# Online Datenbank



## anton1 (10. Mrz 2021)

Moin, ich schreibe grad einen Passwort Manager für meine Facharbeit und brauche dafür eine Online Datenbank (damit der lehrer von sich zuhause aus das Programm starten kann) die kostenlos ist. Ich muss jedoch mit Java gut auf sie zugreifen können. Ich hab das Programm schon fertig, jedoch stört es den Lehrer, dass die Datenbank nur bei mir lokal läuft. Daher bitte ich um Hilfe. Danke!


----------



## LimDul (10. Mrz 2021)

Wie greifst du auf die Datenbank zu? Wenn es Standard JPA ist, kannst du einfach eine lokale H2 Datenbank hinterlegen. 

Wäre eh die Frage was für dich eine "Datenbank" ist. Oracle? Mysql? H2? Sqlite? ......


----------



## anton1 (10. Mrz 2021)

LimDul hat gesagt.:


> Wie greifst du auf die Datenbank zu? Wenn es Standard JPA ist, kannst du einfach eine lokale H2 Datenbank hinterlegen.
> 
> Wäre eh die Frage was für dich eine "Datenbank" ist. Oracle? Mysql? H2? Sqlite? ......

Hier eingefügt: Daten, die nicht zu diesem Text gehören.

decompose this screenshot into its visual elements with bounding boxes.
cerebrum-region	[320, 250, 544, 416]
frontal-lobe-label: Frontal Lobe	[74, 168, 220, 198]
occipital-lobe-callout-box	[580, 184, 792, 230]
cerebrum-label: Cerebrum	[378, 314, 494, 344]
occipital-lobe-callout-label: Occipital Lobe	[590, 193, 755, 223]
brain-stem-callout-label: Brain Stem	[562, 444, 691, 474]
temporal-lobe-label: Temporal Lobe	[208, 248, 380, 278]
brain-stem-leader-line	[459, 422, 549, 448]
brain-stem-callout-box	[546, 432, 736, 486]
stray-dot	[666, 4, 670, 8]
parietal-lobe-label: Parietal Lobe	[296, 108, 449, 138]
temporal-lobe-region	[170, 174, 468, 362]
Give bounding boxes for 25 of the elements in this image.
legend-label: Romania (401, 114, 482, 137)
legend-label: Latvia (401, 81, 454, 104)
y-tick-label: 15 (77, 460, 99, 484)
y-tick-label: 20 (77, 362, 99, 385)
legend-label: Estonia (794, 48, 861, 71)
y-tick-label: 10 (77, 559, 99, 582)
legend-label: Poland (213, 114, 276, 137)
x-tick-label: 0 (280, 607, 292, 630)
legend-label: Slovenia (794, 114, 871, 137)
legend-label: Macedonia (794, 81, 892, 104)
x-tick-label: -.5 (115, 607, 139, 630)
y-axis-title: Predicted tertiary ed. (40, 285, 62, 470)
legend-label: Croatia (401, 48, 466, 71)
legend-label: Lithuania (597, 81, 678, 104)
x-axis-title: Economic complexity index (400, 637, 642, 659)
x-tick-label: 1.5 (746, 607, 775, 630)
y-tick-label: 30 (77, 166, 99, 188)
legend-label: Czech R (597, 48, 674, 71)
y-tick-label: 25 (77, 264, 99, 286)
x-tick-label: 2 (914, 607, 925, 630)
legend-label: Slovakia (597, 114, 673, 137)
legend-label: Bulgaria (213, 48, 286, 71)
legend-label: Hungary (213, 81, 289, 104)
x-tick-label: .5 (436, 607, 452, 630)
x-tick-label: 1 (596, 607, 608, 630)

habe bis jetzt mit dem jdbc treiber auf eine lokale php myadmin gearbeitet, aber der lehrer will halt dass die datenbank online ist


----------



## mihe7 (10. Mrz 2021)

anton1 hat gesagt.:


> aber der lehrer will halt dass die datenbank online ist


Dann soll der Lehrer Dir auch den Zugang zu einer Online-DB geben.


----------



## kneitzel (10. Mrz 2021)

Wenn Du JDBC verwendest, dann ist das evtl. einfach auf H2 oder eine andere embedded Datenbank umstellbar:
- JDBC Treiber hinzufügen / ersetzen
- Connection-String anpassen
- Wenn die Datenbank noch nicht existiere, dann musst du die Tabellen und so anlegen (Also einige CREATE SQL Befehle absetzen). Du kannst ggf. sogar einfach immer die CREATE TABLE Befehle absetzen, da H2 das IF NOT EXISTS unterstützt:  https://www.h2database.com/html/commands.html#create_table

Dann kann der Lehrer auch zuhause deine Applikation starten und hat die Datenbank dann halt bei sich lokal.


----------



## mihe7 (10. Mrz 2021)

Es spielt übrigens überhaupt keine Rolle, ob der "DB-Server" lokal läuft oder übers Netz erreichbar ist. Das Versteifen auf einen über das Internet erreichbaren DB-Server ist doch totaler Firlefanz.


----------



## LimDul (10. Mrz 2021)

Was man normalerweise auch nie tut - eine Datenbank weltweit im Netz erreichbar machen. In der Regel ist der Zugriff auf eine Datenbank immer beschränkt. Und zwar nicht nur per User & Passwort, sondern auch auf IP-Bereiche oder ähnliches.


----------



## Grizu66 (10. Mrz 2021)

Hallo,

wenn es nur für eine Facharbeit ist, dann schau doch mal hier:






						db4free.net - kostenlose MySQL Datenbank
					






					www.db4free.net
				





aber ich sehe es auch so, das es keinen Unterschied macht wo die Datenbank ist. Du würdest in der Verbindung ja nur den Laufwerkspfad durch eine URL tauschen.


----------